Moreover, Trilegal has advised on the block trade of equity shares undertaken by the promoter in Avalon Technologies. The equity share sale, aggregating to approximately Rs3 billion (US$34m), was undertaken in the secondary market on the floor of the stock exchanges. Avalon Technologies provides end-to-end electronic manufacturing services, design, engineering and supply chain solutions. Partners Richa Choudhary, Murtaza Zoomkawala and Harsh Maggon led the firm’s team in the transaction.
WongPartnership has represented DBS Bank on its groundbreaking partnership with DFI Retail Group, a leading Asian retail conglomerate, to deliver exclusive privileges, promotions and deals to DBS and POSB cardholders across DFI’s extensive network of over 680 retail outlets in Singapore, including their Cold Storage, Giant, Guardian and 7-Eleven brands. This ambitious collaboration, launched amid DFI’s impending divestment of its food business (encompassing Cold Storage, Giant and Jason’s) to Macrovalue, required agile navigation of transitional uncertainties, while safeguarding DBS’s strategic interests. Partner Lam Chung Nian led the firm’s team in the transaction.

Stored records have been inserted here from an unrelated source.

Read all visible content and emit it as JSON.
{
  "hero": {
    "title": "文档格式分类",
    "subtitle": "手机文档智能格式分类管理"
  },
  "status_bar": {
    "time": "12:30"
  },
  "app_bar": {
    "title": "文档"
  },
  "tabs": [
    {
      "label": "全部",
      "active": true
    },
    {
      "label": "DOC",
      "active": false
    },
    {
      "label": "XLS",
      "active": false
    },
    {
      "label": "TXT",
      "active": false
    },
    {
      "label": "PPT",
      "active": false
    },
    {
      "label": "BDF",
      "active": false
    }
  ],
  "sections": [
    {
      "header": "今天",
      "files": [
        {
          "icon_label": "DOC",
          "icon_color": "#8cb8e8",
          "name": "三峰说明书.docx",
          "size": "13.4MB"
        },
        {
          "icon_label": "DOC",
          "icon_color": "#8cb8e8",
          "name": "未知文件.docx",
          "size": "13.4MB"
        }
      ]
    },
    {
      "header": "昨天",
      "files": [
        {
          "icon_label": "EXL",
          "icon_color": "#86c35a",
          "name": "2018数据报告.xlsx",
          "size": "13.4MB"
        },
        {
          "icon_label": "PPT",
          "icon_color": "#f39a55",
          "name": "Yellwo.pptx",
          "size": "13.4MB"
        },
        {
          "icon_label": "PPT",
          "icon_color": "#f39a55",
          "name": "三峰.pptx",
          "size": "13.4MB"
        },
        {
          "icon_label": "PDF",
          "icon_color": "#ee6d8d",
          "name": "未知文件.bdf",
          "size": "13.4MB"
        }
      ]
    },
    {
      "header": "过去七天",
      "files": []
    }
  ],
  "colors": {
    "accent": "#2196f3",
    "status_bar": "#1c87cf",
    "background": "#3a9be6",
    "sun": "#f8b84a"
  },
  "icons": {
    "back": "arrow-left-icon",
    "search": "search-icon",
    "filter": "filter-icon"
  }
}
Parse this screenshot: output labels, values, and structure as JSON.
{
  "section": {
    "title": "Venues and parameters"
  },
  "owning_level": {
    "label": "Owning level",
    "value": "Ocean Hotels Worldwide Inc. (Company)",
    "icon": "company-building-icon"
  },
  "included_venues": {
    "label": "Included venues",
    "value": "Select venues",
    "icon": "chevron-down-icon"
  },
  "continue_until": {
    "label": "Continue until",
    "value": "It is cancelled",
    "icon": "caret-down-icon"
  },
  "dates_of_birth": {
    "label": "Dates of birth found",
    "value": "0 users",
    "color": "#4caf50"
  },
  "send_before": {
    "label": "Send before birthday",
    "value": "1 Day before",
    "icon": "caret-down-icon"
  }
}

WongPartnership has also acted for multi-family office and investment firm Cercano Management on its investment in Agridence, a Singapore-based technology leader in digital agri-commodity supply chains. This investment, supported by returning strategic investors EXEO Innovation Fund and Provident, will empower Agridence to rapidly scale its multi-commodity compliance platform to help its customers by tackling industry-wide challenges, such as supply chain opacity, sustainability risks and fragmented smallholder networks. Partners Kyle Lee and Jolynn Lim led the firm’s team in the transaction.